Por eso mi blanco es el Pentágono y los líderes civiles. El presidente, el vicepresidente, el secretario de Defensa. —Cerró el teléfono de un golpe de muñeca—. Sólo tendré una oportunidad, así que necesito que la zona de la explosión sea bien amplia.

David sintió ganas de vomitar. Esto era exactamente lo que Einstein había temido. E iba a ocurrir en unas pocas horas.

—Pero parece que lo que le pasó a tu familia fue un accidente. ¿Cómo puedes…?

—¡Ya se lo he dicho, me da igual! —Cogió al botella de
Stoli
por el cuello y empezó a blandiría como si fuera un bate—. ¡Es intolerable! ¡Es imperdonable!

—Pero vas a matar a cientos de miles…

David sintió un fuerte golpe en la mejilla. Simon le había golpeado en la cara con la botella. David se cayó de lado y se dio con la frente en el suelo del camión. Se hubiera desmayado, pero Simon lo cogió del cuello y lo volvió a levantar.

—¡Sí, van a morir! —gritó—. ¿Por qué deberían seguir con vida si mis hijos están muertos? ¡Van a morir todos! ¡Los voy a matar a todos!

A David le pitaban los oídos. Le salía sangre del corte de la mejilla y pequeños puntos verdosos nublaban la periferia de su visión. Lo único que podía ver era el enfurecido rostro del mercenario e incluso esa imagen se emborronaba poco a poco, mezclándose con virutas rojas, rosas y negras. Mientras sostenía a David con una mano, Simon levantó la botella de
Stoli
con la otra. Sorprendentemente, no se había roto y todavía quedaba un poco de vodka. Se la metió a David en los labios y le vertió el alcohol en la boca.

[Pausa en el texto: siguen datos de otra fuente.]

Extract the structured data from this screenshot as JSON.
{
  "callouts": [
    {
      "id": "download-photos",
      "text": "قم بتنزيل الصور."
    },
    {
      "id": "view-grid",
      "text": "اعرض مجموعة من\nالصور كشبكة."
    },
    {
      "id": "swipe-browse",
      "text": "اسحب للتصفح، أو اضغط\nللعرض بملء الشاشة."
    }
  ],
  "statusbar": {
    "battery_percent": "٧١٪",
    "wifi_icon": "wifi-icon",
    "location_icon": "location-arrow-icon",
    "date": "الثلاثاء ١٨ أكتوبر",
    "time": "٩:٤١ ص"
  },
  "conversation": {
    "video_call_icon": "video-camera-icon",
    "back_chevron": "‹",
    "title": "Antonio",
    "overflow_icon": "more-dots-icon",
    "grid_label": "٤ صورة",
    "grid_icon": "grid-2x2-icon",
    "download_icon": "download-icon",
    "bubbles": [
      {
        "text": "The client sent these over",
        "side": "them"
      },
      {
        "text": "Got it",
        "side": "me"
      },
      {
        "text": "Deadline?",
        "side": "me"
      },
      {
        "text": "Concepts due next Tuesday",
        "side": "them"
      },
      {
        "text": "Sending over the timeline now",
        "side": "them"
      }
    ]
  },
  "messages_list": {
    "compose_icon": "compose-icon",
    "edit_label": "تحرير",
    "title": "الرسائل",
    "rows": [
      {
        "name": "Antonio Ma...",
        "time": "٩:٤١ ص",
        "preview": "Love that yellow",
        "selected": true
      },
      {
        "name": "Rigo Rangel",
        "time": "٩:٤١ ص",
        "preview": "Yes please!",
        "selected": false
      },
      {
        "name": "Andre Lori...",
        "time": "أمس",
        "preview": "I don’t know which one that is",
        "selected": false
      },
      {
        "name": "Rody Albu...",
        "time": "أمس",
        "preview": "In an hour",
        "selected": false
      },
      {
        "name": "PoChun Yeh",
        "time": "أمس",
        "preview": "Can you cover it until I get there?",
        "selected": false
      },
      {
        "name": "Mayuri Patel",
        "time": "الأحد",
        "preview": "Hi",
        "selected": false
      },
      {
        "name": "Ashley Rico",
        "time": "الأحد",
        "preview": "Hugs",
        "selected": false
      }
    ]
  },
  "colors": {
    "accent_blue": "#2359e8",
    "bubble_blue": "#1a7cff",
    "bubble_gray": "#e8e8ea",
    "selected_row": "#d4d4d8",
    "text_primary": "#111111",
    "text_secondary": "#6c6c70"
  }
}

—¡Por el final de todo! —gritó—. ¡El resto es silencio!

El vodka le escoció la parte posterior de la garganta y le encharcó el estómago. Cuando la botella quedó vacía, Simon la tiró a un lado y soltó el cuello de David. Entonces éste cayó al suelo y lo envolvió la oscuridad.

El lunes por la mañana, Lucille llegó a la oficina central del FBI a primera hora para no tener que encontrarse con ninguno de sus colegas. Sin embargo, cuando llegó, descubrió que los tontainas de la Agencia de Inteligencia de la Defensa ya habían limpiado su escritorio. Sus expedientes sobre Kleinman, Swift, Reynolds y Gupta ya no estaban. Ni tampoco su ejemplar de
Sobre hombros de gigantes
. Lo único que habían dejado eran sus efectos personales: el talonario de sus nóminas, sus certificados de recomendación, un pisapapeles de cristal con la forma de un revólver tejano y una fotografía enmarcada en la que le está dando la mano a Ronald Reagan.

Bueno, pensó, rae han hecho un favor. Así no me llevará tanto rato recogerlo todo.

Lucille cogió una caja de cartón y en medio minuto metió todo dentro. Era increíble; todo junto no llegaba a los tres kilos. Durante treinta y cuatro años se había entregado en cuerpo y alma al Bureau, pero nadie lo diría. Observó con resentimiento el anticuado ordenador que había sobre el escritorio y la barata bandeja de plástico de entrada de documentos. Era deprimente.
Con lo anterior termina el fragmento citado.